Rotasyonu anladık da, bu kadarını ilk kez görüyorum... Allah var, bu kadar çarpıcı bir rotasyon her Babayiğit'in harcı olamaz... Buna kocaman bir yürek gerek...
Üstelik, üç hedefin içinde en şanslı bulunduğunuz bir hedefi, böyle bir onbirle oynamak büyük riskler de taşıyordu... Aykut Hoca bunu göze aldı ve rövanş için avantajlı bir sonuç elde etti...
Aslında Eskişehirspor, özellikle ikinci yarıda tek kaleye çevirdiği maçın final paslarının tamamına yakınında "ofsaytta" kalınca, tur şansını da ofsayta düşürdü...
İşin ilginç yanı, üç gün önce tam kadrolu Fenerbahçe'ye "kök söktüren" Eskişehirspor, "yedek" Fenerbahçe önünde aynı etkinliği gösteremedi...
Fenerbahçe'nin beraberlik golünde Mehmet Topal'ın vücudundan sekip koluyla buluşan topa elbette "elle oynama" verilebilirdi... Yunus Yıldırım devam ettirip golü vermeyi uygun buldu...
Bir de Orhan Şam'ı söyleyelim... Uzun süredir oynamamanın çok büyük sıkıntılarını çekti... İkinci sarı kartı görmeden maçı tamamlaması da hem kendi, hem takımı adına büyük şans oldu...
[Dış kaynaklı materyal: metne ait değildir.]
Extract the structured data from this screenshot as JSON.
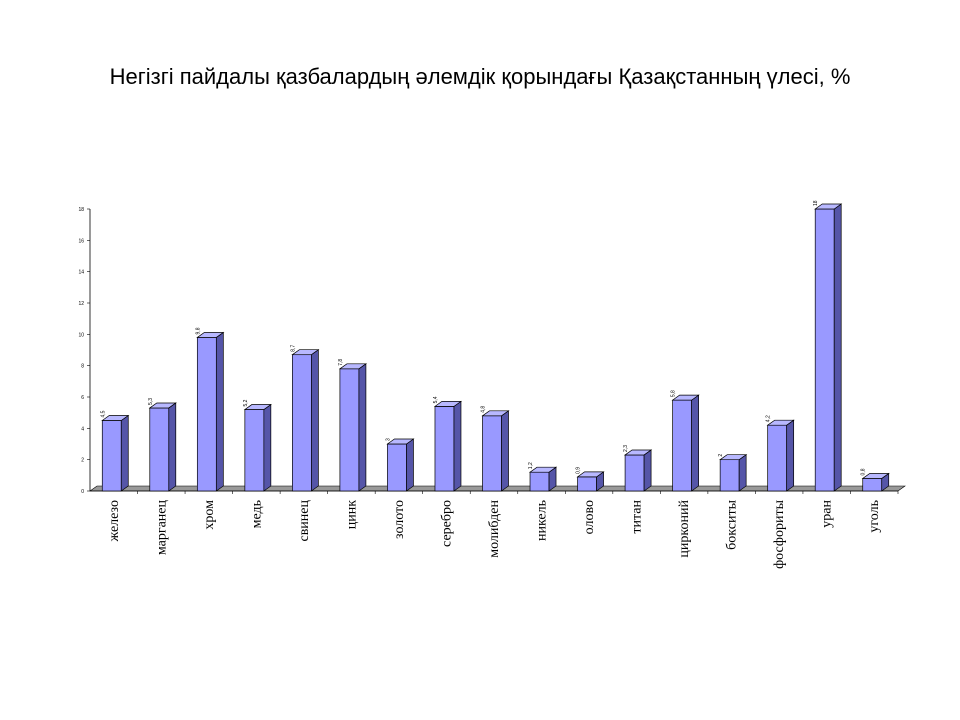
{
  "chart_data": {
    "type": "bar",
    "title": "Негізгі пайдалы қазбалардың әлемдік қорындағы Қазақстанның үлесі, %",
    "xlabel": "",
    "ylabel": "",
    "ylim": [
      0,
      18
    ],
    "yticks": [
      "0",
      "2",
      "4",
      "6",
      "8",
      "10",
      "12",
      "14",
      "16",
      "18"
    ],
    "categories": [
      "железо",
      "марганец",
      "хром",
      "медь",
      "свинец",
      "цинк",
      "золото",
      "серебро",
      "молибден",
      "никель",
      "олово",
      "титан",
      "цирконий",
      "бокситы",
      "фосфориты",
      "уран",
      "уголь"
    ],
    "values": [
      4.5,
      5.3,
      9.8,
      5.2,
      8.7,
      7.8,
      3,
      5.4,
      4.8,
      1.2,
      0.9,
      2.3,
      5.8,
      2,
      4.2,
      18,
      0.8
    ],
    "data_labels": [
      "4,5",
      "5,3",
      "9,8",
      "5,2",
      "8,7",
      "7,8",
      "3",
      "5,4",
      "4,8",
      "1,2",
      "0,9",
      "2,3",
      "5,8",
      "2",
      "4,2",
      "18",
      "0,8"
    ],
    "bar_color": "#9999ff",
    "bar_side_color": "#5555a8",
    "bar_top_color": "#b8b8ff",
    "floor_color": "#999999",
    "grid": false,
    "legend": "none"
  }
}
Eskişehirspor, final paslarında gerçekten büyük sıkıntı çekiyor... O kadar atak yaptılar, o kadar orta kestiler, ancak bir golde, bir de son dakikada Nuhiu'nun kafası ile topu buluşturabildiler...
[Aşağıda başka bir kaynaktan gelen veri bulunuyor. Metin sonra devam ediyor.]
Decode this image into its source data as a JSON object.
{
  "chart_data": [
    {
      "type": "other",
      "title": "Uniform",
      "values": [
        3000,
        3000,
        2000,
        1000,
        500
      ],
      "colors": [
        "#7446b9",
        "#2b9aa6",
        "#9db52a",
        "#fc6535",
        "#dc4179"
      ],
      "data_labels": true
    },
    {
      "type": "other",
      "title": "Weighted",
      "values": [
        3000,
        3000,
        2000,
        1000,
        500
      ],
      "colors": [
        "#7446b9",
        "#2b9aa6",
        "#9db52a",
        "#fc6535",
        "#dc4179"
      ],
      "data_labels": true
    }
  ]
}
Fenerbahçe'de Stoch, Krasiç, Semih, Serdar Kesimal, Orhan Şam "biz niye oynamıyoruz" diye sakın dertlenmesinler...
Nitekim Aykut Hoca, üç hücumcu Semih, Stoch ve Krasiç'i, üçünü birden oyundan çıkardı... O kadar tutması bile büyük "sabır" gerektiriyordu...
Fenerbahçe bu kadrosuyla, bu oyunuyla alabileceği en başarılı sonucu aldı...
Bundan iyisi can sağlığı...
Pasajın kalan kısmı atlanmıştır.